Yurisdiksi atas kejahatan biasa tergantung pada hubungan, yang umumnya terjadi
dalam suatu wilayah Negara, antara Negara yang menyelenggarakan pengadilan
dengan kejahatan itu sendiri. Tetapi dalam kasus kejahatan kemanusiaan, hubungan
tersebut dapat ditemukan dalam fakta sederhana yang menyatakan bahwa kita semua
adalah umat manusia.
Yurisdiksi
universal di Negara maupun akan berlangsung dibawah pengadilan local yang
memberi kuasa sebuah pengadilan untuk menyelenggarakannya.

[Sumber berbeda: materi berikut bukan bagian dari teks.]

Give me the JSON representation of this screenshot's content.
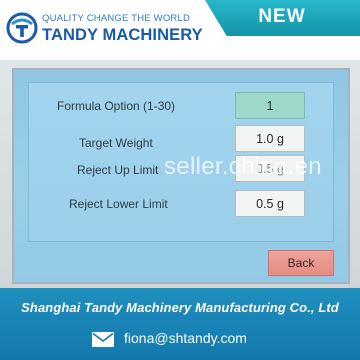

Pengadilan Internasional
memerlukan sebuah piagam atau statute yang akan diikuti oleh Negara-negara yang
membuatnya, baik secara kolektif maupun melalui PBB sebagai organ tambahan dari
Dewan Keamanan PBB. Dapat pula dilakukan secara khusus melalui perjanjian
Internasional seperti piagam Nuremberg atau statute Roma mengenai pengadilan
pidana Internasional.
Konsep
yurisdiksi Internasional untuk kejahatan kemanusiaan adalah solusi yang
ditawarkan oleh hukum Internasional atas tontonan pembebasan hukuman (impunity)

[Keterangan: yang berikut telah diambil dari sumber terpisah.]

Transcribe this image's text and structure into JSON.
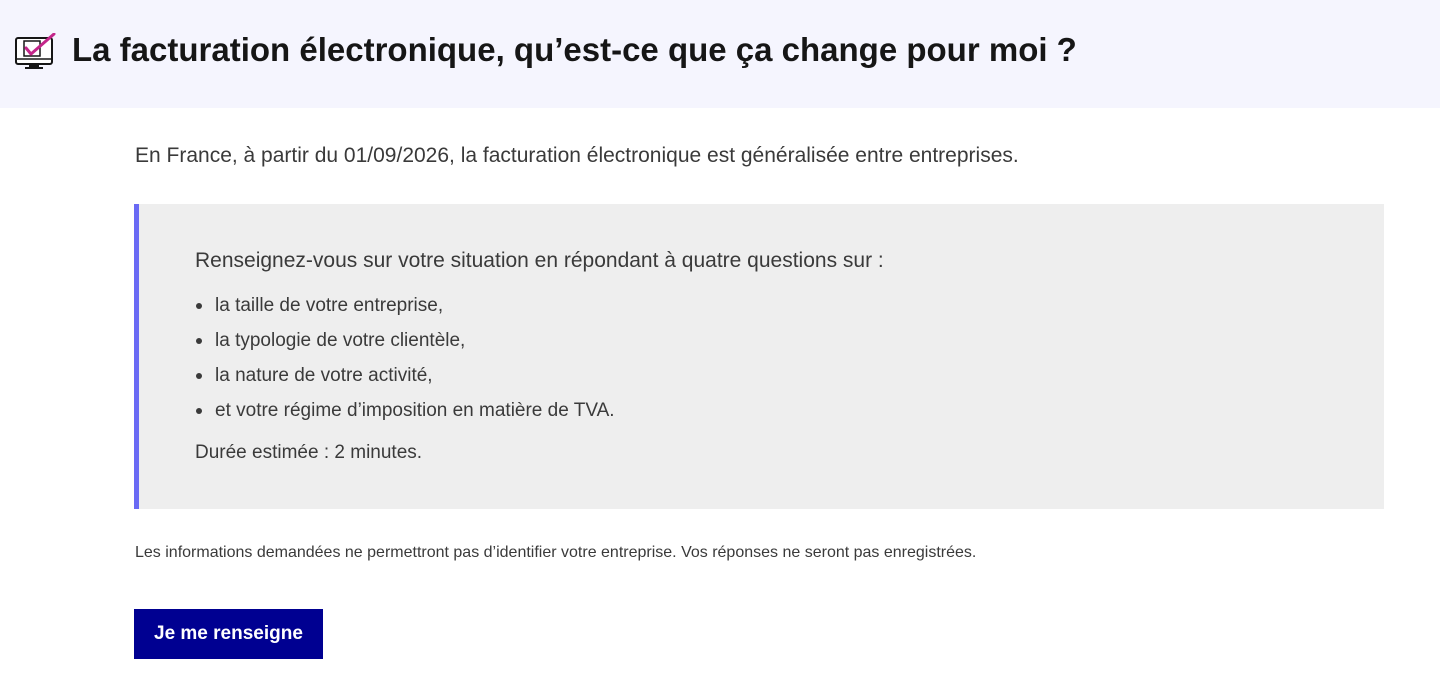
{
  "header": {
    "icon": "checkbox-monitor-icon",
    "title": "La facturation électronique, qu’est-ce que ça change pour moi ?",
    "background": "#f5f5fe"
  },
  "intro": {
    "text": "En France, à partir du 01/09/2026, la facturation électronique est généralisée entre entreprises."
  },
  "callout": {
    "lead": "Renseignez-vous sur votre situation en répondant à quatre questions sur :",
    "items": [
      "la taille de votre entreprise,",
      "la typologie de votre clientèle,",
      "la nature de votre activité,",
      "et votre régime d’imposition en matière de TVA."
    ],
    "duration": "Durée estimée : 2 minutes.",
    "accent_color": "#6a6af4",
    "background": "#eeeeee"
  },
  "disclaimer": {
    "text": "Les informations demandées ne permettront pas d’identifier votre entreprise. Vos réponses ne seront pas enregistrées."
  },
  "cta": {
    "label": "Je me renseigne",
    "color": "#000091"
  }
}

dari para tirani dan penyiksa yang melindungi diri dan imunitas domestic,
amnesty dan pemberian maaf. Mereka dapat bersembunyi tetapi di dalam dunia yang
memiliki yurisdiksi universal terhadap kejahatan yang bersangkutan, mereka
tidak dapat lari. Meskipun demikian, prinsip yurisdiksi universal merupakan
satu-satunya jalan untuk meminjam para tersangka tidak memperoleh tempat
persembunyian. Pilihannya adalah mengekstradisi atau menghukum pelaku.
Alasan
kejahatan terhadap kemanusiaan tidak seperti kejahatan biasa, menarik
yurisdiksi universal sekalipun tidak ada perjanjian-perjanjian Internasional
tidak terletak pada beratnya kejahatan tersebut, karena pembunuhan berantai
psikopatik dapat lebih kejam daripada penyiksaan yang biasa dilakukan oleh
polisi. Yang membedakan kejahatan kemanusiaan, baik dalam skala kekejian maupun
kebutuhan akan langkah-langkah pencegahan semata-mata karena kejahatan itu
tidak dapat dimaafkan yang dilakukan oleh sebuah pemerintahan atau setidaknya
sebuah oerganisasi yang melaksanakan kekuasaan politik yang menjadi masalah
bukan otak penyiksa, akan tetapi fakta bahwa individu yang bersangkutan
merupakan bagian dari aparat Negara yang membuat kejahatan tersebut menjadi
begitu mengerikan dan meletakanya pada dimensi yang lain dari kriminalitas
umum. Faktor ini pula menjelaskan mengapa tanggung jawab individu dan
yurisdiksi universal merupkan elemen-elemen yang diperlukan jika penyangkalan
atas kejahatan tersebut hendak dicapai.